健康被害に至るという科学的根拠はありません?
原発事故の影響を論じるとき、御用学者が最もよく使う姑息な言い回しをご紹介しよう。
ここから引用しよう。
詭弁が満載である。
権威ある放射線医学総合研究所の研究員の発言に異を唱えたくはないのだが、どうしても意見しておかなければならない。この主張を聞いた人はどう思うか?福島原発事故の影響を受けた東北の農作物による体内被曝はごくわずかと断じているのだから食べても問題ないと考える人が出てきても不思議ではない。しかし、それは事実か。
「健康被害に至るという科学的根拠はありません」
ここで逆説的に、健康被害に至らないという確固とした根拠があるのかを問い質したい。放射線は人体のDNAを切断し、細胞の癌化や遺伝的影響をもたらすことはよく知られる。もちろんそれだけでなく、急性症状として白血球の減少、下痢嘔吐を発症する。

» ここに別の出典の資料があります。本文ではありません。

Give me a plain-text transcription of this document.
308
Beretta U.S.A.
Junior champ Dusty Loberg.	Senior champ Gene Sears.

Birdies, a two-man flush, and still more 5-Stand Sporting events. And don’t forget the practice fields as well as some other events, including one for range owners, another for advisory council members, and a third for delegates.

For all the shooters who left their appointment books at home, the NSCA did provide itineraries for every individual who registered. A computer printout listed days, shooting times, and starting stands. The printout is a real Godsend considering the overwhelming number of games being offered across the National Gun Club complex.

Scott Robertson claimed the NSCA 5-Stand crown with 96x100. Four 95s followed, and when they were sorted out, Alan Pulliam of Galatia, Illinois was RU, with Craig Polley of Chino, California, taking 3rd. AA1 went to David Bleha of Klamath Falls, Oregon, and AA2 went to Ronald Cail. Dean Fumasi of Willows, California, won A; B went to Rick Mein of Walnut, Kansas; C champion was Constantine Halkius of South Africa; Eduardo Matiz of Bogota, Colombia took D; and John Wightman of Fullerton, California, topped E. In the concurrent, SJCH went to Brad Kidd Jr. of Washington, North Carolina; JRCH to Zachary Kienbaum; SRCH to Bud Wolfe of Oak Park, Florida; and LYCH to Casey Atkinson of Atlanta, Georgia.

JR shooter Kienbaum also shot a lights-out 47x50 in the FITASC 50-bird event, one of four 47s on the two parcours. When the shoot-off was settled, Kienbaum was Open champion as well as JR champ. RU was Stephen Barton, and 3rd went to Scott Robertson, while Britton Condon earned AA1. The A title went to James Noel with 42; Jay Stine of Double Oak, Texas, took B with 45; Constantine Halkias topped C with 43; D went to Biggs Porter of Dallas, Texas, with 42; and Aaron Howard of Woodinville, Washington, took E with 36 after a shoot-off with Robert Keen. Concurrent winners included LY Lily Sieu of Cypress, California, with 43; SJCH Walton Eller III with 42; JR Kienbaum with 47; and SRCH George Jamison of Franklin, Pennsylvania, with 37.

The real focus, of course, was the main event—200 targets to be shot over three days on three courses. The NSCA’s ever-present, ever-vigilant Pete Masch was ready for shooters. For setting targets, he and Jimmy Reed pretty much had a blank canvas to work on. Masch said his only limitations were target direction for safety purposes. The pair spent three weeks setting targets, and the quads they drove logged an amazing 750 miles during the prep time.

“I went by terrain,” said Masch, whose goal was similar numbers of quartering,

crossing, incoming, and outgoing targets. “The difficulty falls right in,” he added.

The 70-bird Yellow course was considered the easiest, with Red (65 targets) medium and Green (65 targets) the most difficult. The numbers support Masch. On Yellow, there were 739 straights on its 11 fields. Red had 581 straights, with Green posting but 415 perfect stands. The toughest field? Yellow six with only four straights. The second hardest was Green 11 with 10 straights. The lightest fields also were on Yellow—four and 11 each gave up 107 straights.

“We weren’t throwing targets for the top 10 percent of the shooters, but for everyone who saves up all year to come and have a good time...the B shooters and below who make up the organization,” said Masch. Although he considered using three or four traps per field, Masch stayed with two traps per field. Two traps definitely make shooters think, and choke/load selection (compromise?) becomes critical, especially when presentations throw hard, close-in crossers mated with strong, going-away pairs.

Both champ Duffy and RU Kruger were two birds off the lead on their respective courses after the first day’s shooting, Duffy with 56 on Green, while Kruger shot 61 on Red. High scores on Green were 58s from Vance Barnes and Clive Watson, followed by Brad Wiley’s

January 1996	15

レントゲン博士がX線を発見し、初期の頃、放射線の危険性を理解していなかった研究者の末路はどうだったか。米国のラジウムガールズはなぜ裁判を起こすまでして闘ったか。現代の整形外科医の手指はなぜ変色しているか。放射線が安全なんてのは眉唾物であることは理解できるはずだ。
新しい科学技術に遭遇するとき、危険性が含まれるもの、未知のもの、結論が出ていないものには、予防原則が世界共通の認識である。
次、天然放射性核種のカリウム40や炭素14を引っ張り出し、原発事故で放出された人工放射性物質と比べることについて。
自然放射線による被ばくは、我々の生活からすると意識することはない。それはどうやっても避けられないことだからだ。ただ、原発事故は違う。ウラン235、プルトニウム239などの猛毒の人工放射性物質は人体組織に沈着し、体内被曝で最も注意しなければならないα線を放出する。ヨウ素131は天然のヨードと同じく甲状腺に蓄積し、甲状腺がんを引き起こすことは周知の事実である。カリウム40が、炭素14が何か悪さをするというのか?
私は、そもそも実効線量のシーベルト(Sv)で比較していることから理解できない。実効線量は不確かな個人の放射線影響リスクを定量化した概念である。そのリスクの程度は個人差があってしかるべきであり、「ごくわずかである」とか「影響は極めて小さい」などと結論付けることはできないのである。
内部被ばくの評価であれば正しくベクレル(Bq)単位で表示しなければならない。